In a war between left and right, in which rich liberal elites kidnap (mostly Southern) conservative commentators right off the internet and hunt them for sport, Crystal seems the only sane player. Her saneness seems tied to the fact that she is somehow apolitical, even though we know that each member of the hunted class was hand-picked for their MAGA-style rantings.
Crystal works at a car-rental center. She has a tired face. A strong Southern accent. We learn quite quickly that she’s a veteran. Yet, for most of the film we don’t know why she was chosen. And yet we never see Crystal capitulate to the ideological fist-shaking of her fellow huntees. She helps them – she will even slow down for them – but she is not caught up in any fight larger than the fight to survive.
I can’t speculate what the creators intended for Crystal when they wrote ‘The Hunt’. I only know that, watching it, I felt a weird envy. Why can’t I be more like Crystal? Jokers to the left of her, jokers to the right, and here she is, the eye of the storm, simply too heavy and solid to be swept up.
Crystal can’t care about all of our loud moral philosophizing because, like minimum wage workers all across America, she has more urgent things on her mind. She is above the fray because she is beneath it. She is the soldier in the trenches who doesn’t have time for poets or politicians. And somehow this has inculcated her against a sizable measure of bullshit.
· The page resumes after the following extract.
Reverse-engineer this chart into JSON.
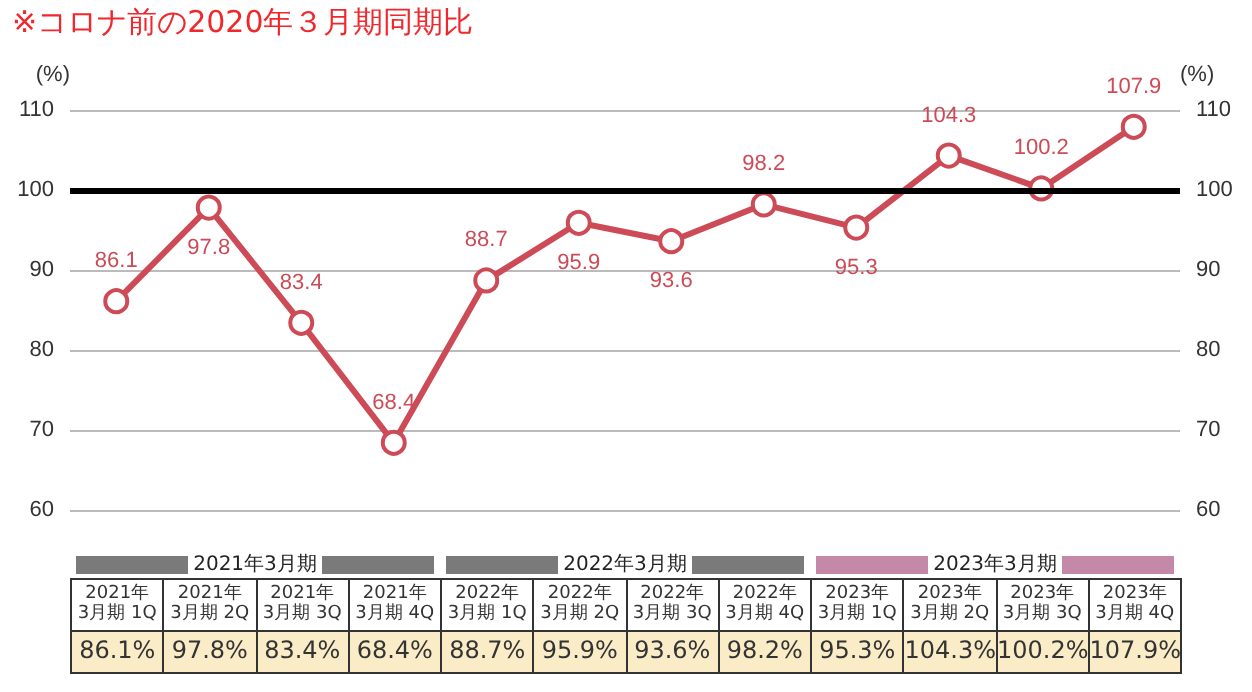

At the same time, there’s nothing admirable about being apolitical. As is often said – rightly – one can only be apolitical if they are comfortable in the current system. Neutrality takes the side of the powerful, and all that. So Crystal, framed as a hero, is also a cheat. A narrative cop-out. Even in the end, when we learn why she is chosen, we never know where her politics lie, or if she even has any.
But! But. There is something to be taken from her. She’s amazing in the movie – tough as guts, smart, wry, and somehow still very human. She feels like a comforting place in today’s America. Perhaps her example is just the willingness to be a little heavier. Less like a human kite, sailing every hashtag.
I’m torn on that. I often feel like I need to research issues to the ends of the earth before I ever raise a sign or pick up a phone. But if everyone were like me, nothing would get done. Still, when having normal conversations with people outside of my culture-bubble, I’m horrified and unsettled by my inability to draw readily on facts to support my beliefs. I don’t trust everything I think, or know, or think I know.
In the final showdown, Betty Gilpin’s Crystal asks Hilary Swank’s Athena why her code name was “Snowball”. In one of the more subtle jabs at left-wing snobbery, Athena snivelingly explains that it’s a reference to Orwell’s Animal Farm. Snowball was one of the pigs.
“I know that,” says Crystal. “But why Snowball? Snowball was an idealist.”
Athena never answers the question. So I can only conclude that it’s for us to speculate.